Dünyanın en büyük buzdağı ‘A23a’, 30 yılı aşkın süredir okyanus tabanına sıkışıp kaldıktan sonra harekete geçti.

1986’da Antarktika kıyı şeridinden ayrılan buzdağı Weddell Denizi’nde hızla karaya oturmuş ve buz adasına dönüşmüştü.

A23a’nın yüzölçümü yaklaşık 4 bin kilometrekare.

Gerçek bir dev olan buz kütlesinin kalınlığıysa yaklaşık 400 metre. Yani 310 metreyle Avrupa’nın en yüksek gökdeleni olan Londra Shard’dan bile daha yüksek.

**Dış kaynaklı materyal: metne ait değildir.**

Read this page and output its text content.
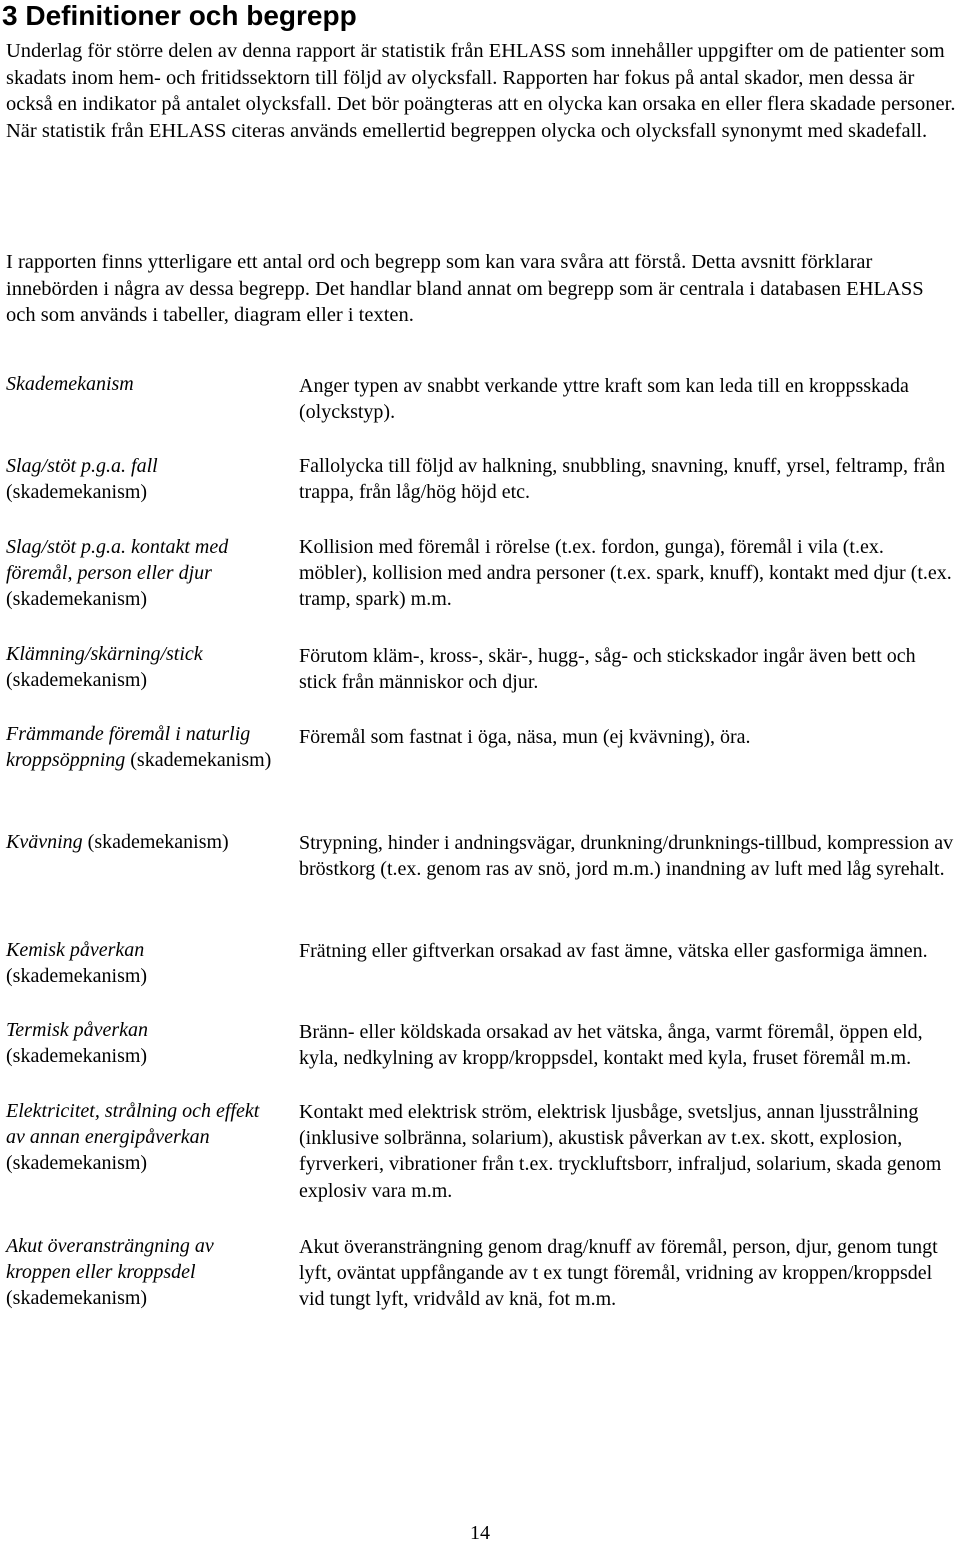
3 Definitioner och begrepp

Underlag för större delen av denna rapport är statistik från EHLASS som innehåller uppgifter om de patienter som skadats inom hem- och fritidssektorn till följd av olycksfall. Rapporten har fokus på antal skador, men dessa är också en indikator på antalet olycksfall. Det bör poängteras att en olycka kan orsaka en eller flera skadade personer. När statistik från EHLASS citeras används emellertid begreppen olycka och olycksfall synonymt med skadefall.

I rapporten finns ytterligare ett antal ord och begrepp som kan vara svåra att förstå. Detta avsnitt förklarar innebörden i några av dessa begrepp. Det handlar bland annat om begrepp som är centrala i databasen EHLASS och som används i tabeller, diagram eller i texten.

Skademekanism	Anger typen av snabbt verkande yttre kraft som kan leda till en kroppsskada (olyckstyp).
Slag/stöt p.g.a. fall (skademekanism)
Fallolycka till följd av halkning, snubbling, snavning, knuff, yrsel, feltramp, från trappa, från låg/hög höjd etc.
Slag/stöt p.g.a. kontakt med föremål, person eller djur (skademekanism)
Kollision med föremål i rörelse (t.ex. fordon, gunga), föremål i vila (t.ex. möbler), kollision med andra personer (t.ex. spark, knuff), kontakt med djur (t.ex. tramp, spark) m.m.
Klämning/skärning/stick (skademekanism)
Förutom kläm-, kross-, skär-, hugg-, såg- och stickskador ingår även bett och stick från människor och djur.
Främmande föremål i naturlig kroppsöppning (skademekanism)
Föremål som fastnat i öga, näsa, mun (ej kvävning), öra.
Kvävning (skademekanism)	Strypning, hinder i andningsvägar, drunkning/drunknings-tillbud, kompression av bröstkorg (t.ex. genom ras av snö, jord m.m.) inandning av luft med låg syrehalt.
Kemisk påverkan (skademekanism)
Frätning eller giftverkan orsakad av fast ämne, vätska eller gasformiga ämnen.
Termisk påverkan (skademekanism)
Bränn- eller köldskada orsakad av het vätska, ånga, varmt föremål, öppen eld, kyla, nedkylning av kropp/kroppsdel, kontakt med kyla, fruset föremål m.m.
Elektricitet, strålning och effekt av annan energipåverkan (skademekanism)
Kontakt med elektrisk ström, elektrisk ljusbåge, svetsljus, annan ljusstrålning (inklusive solbränna, solarium), akustisk påverkan av t.ex. skott, explosion, fyrverkeri, vibrationer från t.ex. tryckluftsborr, infraljud, solarium, skada genom explosiv vara m.m.
Akut överansträngning av kroppen eller kroppsdel (skademekanism)
Akut överansträngning genom drag/knuff av föremål, person, djur, genom tungt lyft, oväntat uppfångande av t ex tungt föremål, vridning av kroppen/kroppsdel vid tungt lyft, vridvåld av knä, fot m.m.
14
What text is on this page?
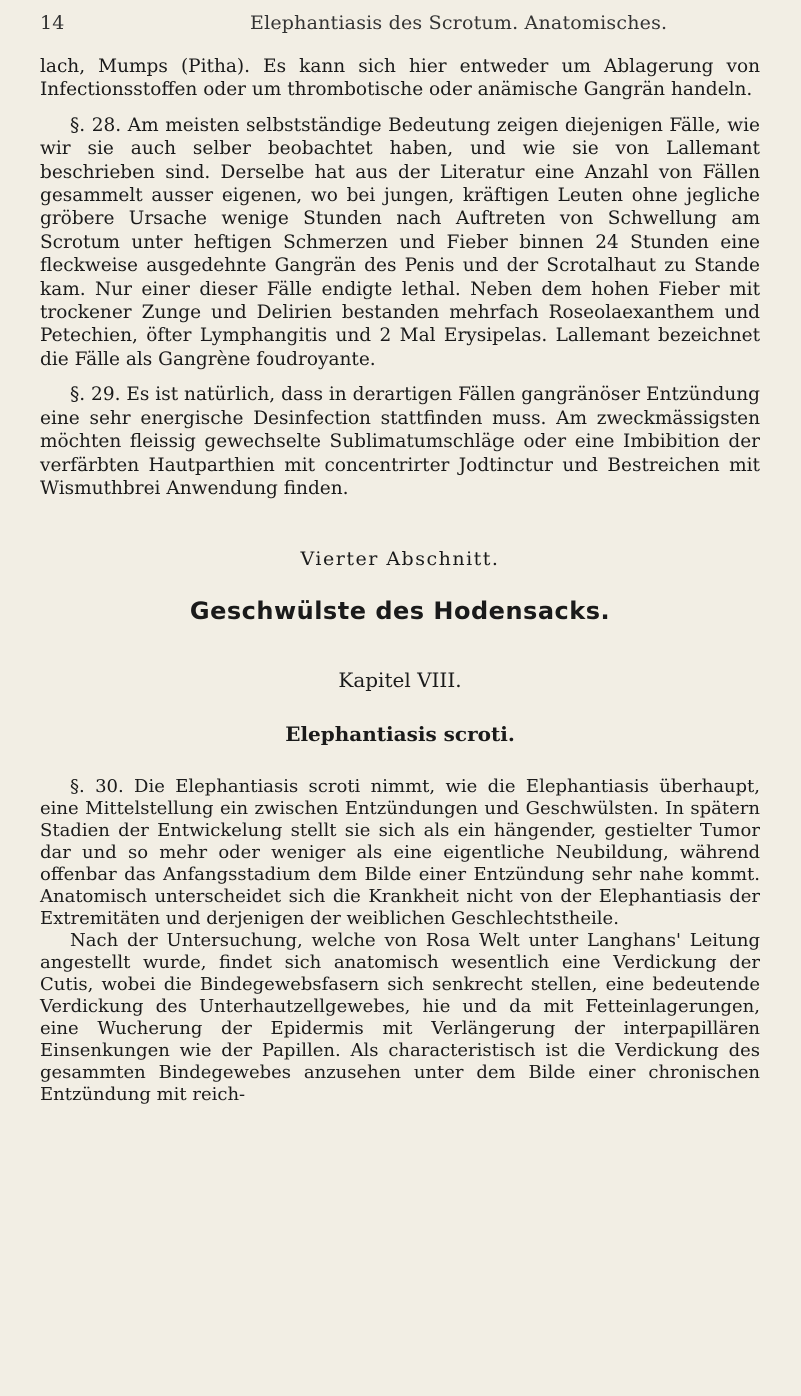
14	Elephantiasis des Scrotum. Anatomisches.

lach, Mumps (Pitha). Es kann sich hier entweder um Ablagerung von Infectionsstoffen oder um thrombotische oder anämische Gangrän handeln.

§. 28. Am meisten selbstständige Bedeutung zeigen diejenigen Fälle, wie wir sie auch selber beobachtet haben, und wie sie von Lallemant beschrieben sind. Derselbe hat aus der Literatur eine Anzahl von Fällen gesammelt ausser eigenen, wo bei jungen, kräftigen Leuten ohne jegliche gröbere Ursache wenige Stunden nach Auftreten von Schwellung am Scrotum unter heftigen Schmerzen und Fieber binnen 24 Stunden eine fleckweise ausgedehnte Gangrän des Penis und der Scrotalhaut zu Stande kam. Nur einer dieser Fälle endigte lethal. Neben dem hohen Fieber mit trockener Zunge und Delirien bestanden mehrfach Roseolaexanthem und Petechien, öfter Lymphangitis und 2 Mal Erysipelas. Lallemant bezeichnet die Fälle als Gangrène foudroyante.

§. 29. Es ist natürlich, dass in derartigen Fällen gangränöser Entzündung eine sehr energische Desinfection stattfinden muss. Am zweckmässigsten möchten fleissig gewechselte Sublimatumschläge oder eine Imbibition der verfärbten Hautparthien mit concentrirter Jodtinctur und Bestreichen mit Wismuthbrei Anwendung finden.

Vierter Abschnitt.
Geschwülste des Hodensacks.
Kapitel VIII.
Elephantiasis scroti.

§. 30. Die Elephantiasis scroti nimmt, wie die Elephantiasis überhaupt, eine Mittelstellung ein zwischen Entzündungen und Geschwülsten. In spätern Stadien der Entwickelung stellt sie sich als ein hängender, gestielter Tumor dar und so mehr oder weniger als eine eigentliche Neubildung, während offenbar das Anfangsstadium dem Bilde einer Entzündung sehr nahe kommt. Anatomisch unterscheidet sich die Krankheit nicht von der Elephantiasis der Extremitäten und derjenigen der weiblichen Geschlechtstheile.

Nach der Untersuchung, welche von Rosa Welt unter Langhans' Leitung angestellt wurde, findet sich anatomisch wesentlich eine Verdickung der Cutis, wobei die Bindegewebsfasern sich senkrecht stellen, eine bedeutende Verdickung des Unterhautzellgewebes, hie und da mit Fetteinlagerungen, eine Wucherung der Epidermis mit Verlängerung der interpapillären Einsenkungen wie der Papillen. Als characteristisch ist die Verdickung des gesammten Bindegewebes anzusehen unter dem Bilde einer chronischen Entzündung mit reich-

BBC’nin haberine göre Antarktika’nın kuzeybatısında bulunan ve bir zamanlar Sovyet araştırma istasyonuna ev sahipliği yapan Filchner Buz Sahanlığı’nın bir parçası olan buzdağında geçen yıllarda da hareket sinyalleri tespit edilmişti.

Ortaya çıkartılan son verilere göre A23a, Antarktika’nın dışına doğru yeniden harekete başladı.

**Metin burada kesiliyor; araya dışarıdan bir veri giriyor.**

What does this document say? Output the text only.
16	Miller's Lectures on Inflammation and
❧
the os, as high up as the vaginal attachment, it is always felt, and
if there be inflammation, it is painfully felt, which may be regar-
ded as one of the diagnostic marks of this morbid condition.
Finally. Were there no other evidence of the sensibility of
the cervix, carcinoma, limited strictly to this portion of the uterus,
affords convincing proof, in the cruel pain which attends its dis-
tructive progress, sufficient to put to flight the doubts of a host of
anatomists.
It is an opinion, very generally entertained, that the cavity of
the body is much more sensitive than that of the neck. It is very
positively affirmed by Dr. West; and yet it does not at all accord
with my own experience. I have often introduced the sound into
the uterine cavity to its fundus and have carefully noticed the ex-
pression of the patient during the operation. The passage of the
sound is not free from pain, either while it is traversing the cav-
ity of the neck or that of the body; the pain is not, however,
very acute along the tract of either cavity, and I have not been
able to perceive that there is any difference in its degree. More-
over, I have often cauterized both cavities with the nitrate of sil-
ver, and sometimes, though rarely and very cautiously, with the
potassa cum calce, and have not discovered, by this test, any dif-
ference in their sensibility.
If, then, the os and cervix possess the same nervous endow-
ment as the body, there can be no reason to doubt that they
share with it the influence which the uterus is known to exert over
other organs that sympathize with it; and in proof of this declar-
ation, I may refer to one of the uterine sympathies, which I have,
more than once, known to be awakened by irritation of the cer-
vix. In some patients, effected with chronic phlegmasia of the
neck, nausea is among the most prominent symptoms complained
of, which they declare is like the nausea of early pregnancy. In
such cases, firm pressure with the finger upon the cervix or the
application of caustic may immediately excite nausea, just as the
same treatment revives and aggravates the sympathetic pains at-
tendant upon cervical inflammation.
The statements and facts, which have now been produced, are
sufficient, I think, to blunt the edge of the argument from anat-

Bilim insanlarına göre aradan geçen 35 yıllık sürede A23a’nın kütlesinde azalma meydana geldi. Böylece devasa buz parçası hafifleyerek suyun yüzeyinde hareket edebilecek kadar küçüldü.

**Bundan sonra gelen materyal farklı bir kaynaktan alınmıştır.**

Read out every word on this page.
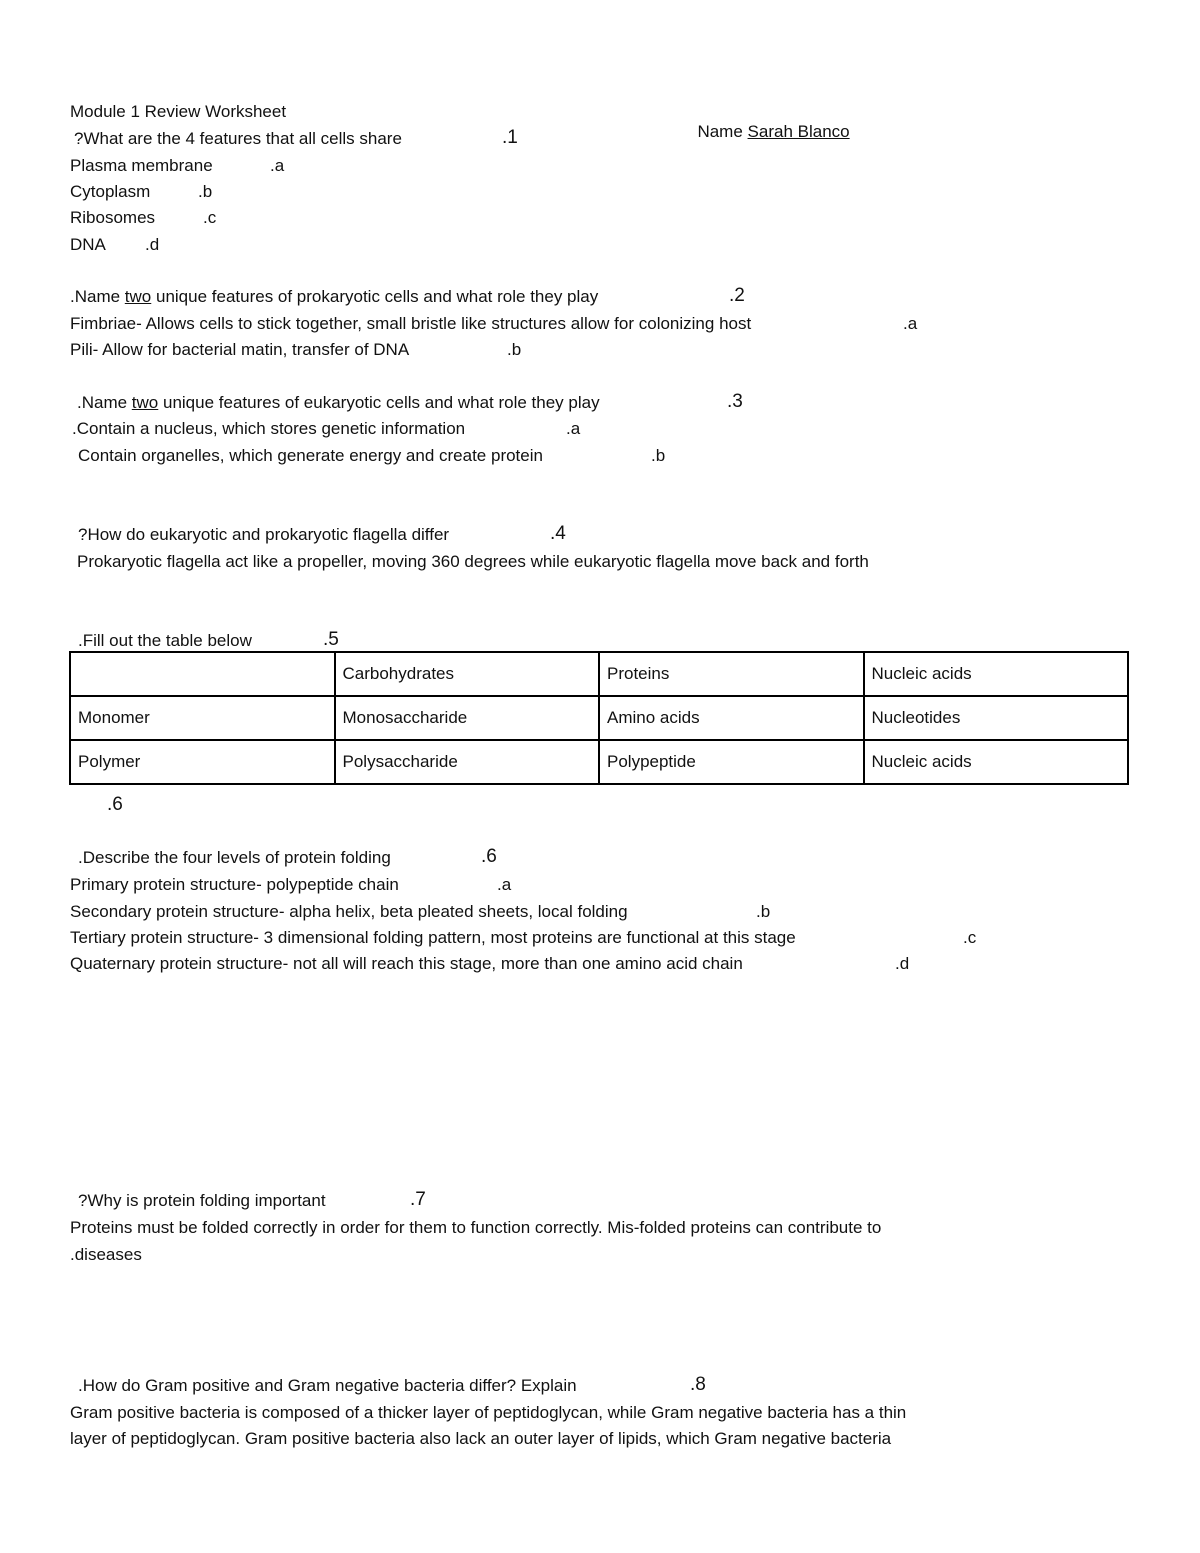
Module 1 Review Worksheet

Name Sarah Blanco

?What are the 4 features that all cells share	.1
Plasma membrane	.a
Cytoplasm	.b
Ribosomes	.c
DNA .d
.Name two unique features of prokaryotic cells and what role they play	.2
Fimbriae- Allows cells to stick together, small bristle like structures allow for colonizing host	.a
Pili- Allow for bacterial matin, transfer of DNA	.b
.Name two unique features of eukaryotic cells and what role they play	.3
.Contain a nucleus, which stores genetic information	.a
Contain organelles, which generate energy and create protein	.b
?How do eukaryotic and prokaryotic flagella differ	.4
Prokaryotic flagella act like a propeller, moving 360 degrees while eukaryotic flagella move back and forth
.Fill out the table below	.5
	Carbohydrates	Proteins	Nucleic acids
Monomer	Monosaccharide	Amino acids	Nucleotides
Polymer	Polysaccharide	Polypeptide	Nucleic acids
.6
.Describe the four levels of protein folding	.6
Primary protein structure- polypeptide chain	.a
Secondary protein structure- alpha helix, beta pleated sheets, local folding	.b
Tertiary protein structure- 3 dimensional folding pattern, most proteins are functional at this stage	.c
Quaternary protein structure- not all will reach this stage, more than one amino acid chain	.d
?Why is protein folding important	.7
Proteins must be folded correctly in order for them to function correctly. Mis-folded proteins can contribute to
.diseases
.How do Gram positive and Gram negative bacteria differ? Explain	.8
Gram positive bacteria is composed of a thicker layer of peptidoglycan, while Gram negative bacteria has a thin
layer of peptidoglycan. Gram positive bacteria also lack an outer layer of lipids, which Gram negative bacteria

Neden 30 yıl sonra harekete geçti?

British Antarctic Survey’den Dr. Andrew Fleming, buzdağının neden şimdi harekete geçtiğini şöyle açıklıyor: “Bunu birkaç meslektaşıma sordum, su sıcaklıklarında bunu tetikleyebilecek herhangi bir değişiklik olup olmadığını merak ettim, ancak zamanının yeni geldiği yönünde hem fikir olduk. Ama önünde sonunda boyut olarak yeterince küçülecek ve hareket etmeye başlayacaktı. İlk hareketi 2020’de tespit ettim.”

Son aylarda rüzgar ve akıntıların etkisiyle hızla ilerleyen A23a, şu anda Antarktika Yarımadası’nın kuzey ucundan geçiyor.

Fok ve penguenler için sorun oluşturabilir

Bilim insanları A23a’nın ilerleyişini yakından takip ediyor. Zira Güney Georgia’da karaya oturması ihtimali adada üreyen milyonlarca fok, penguen ve diğer deniz kuşları için sorun oluşturabilir. A23a’nın büyüklüğü hayvanların yiyecek arama rotalarını bozarak yavrularını düzgün bir şekilde beslemelerini engelleyebilir.

Ancak buzdağının erimesi aynı zamanda buzullarına karışmış olan minerallerin serbest kalmasını sağlıyor. Bu mineraller okyanus besin zincirinin temelini oluşturan organizmaların başlıca besin kaynağını oluşturuyor.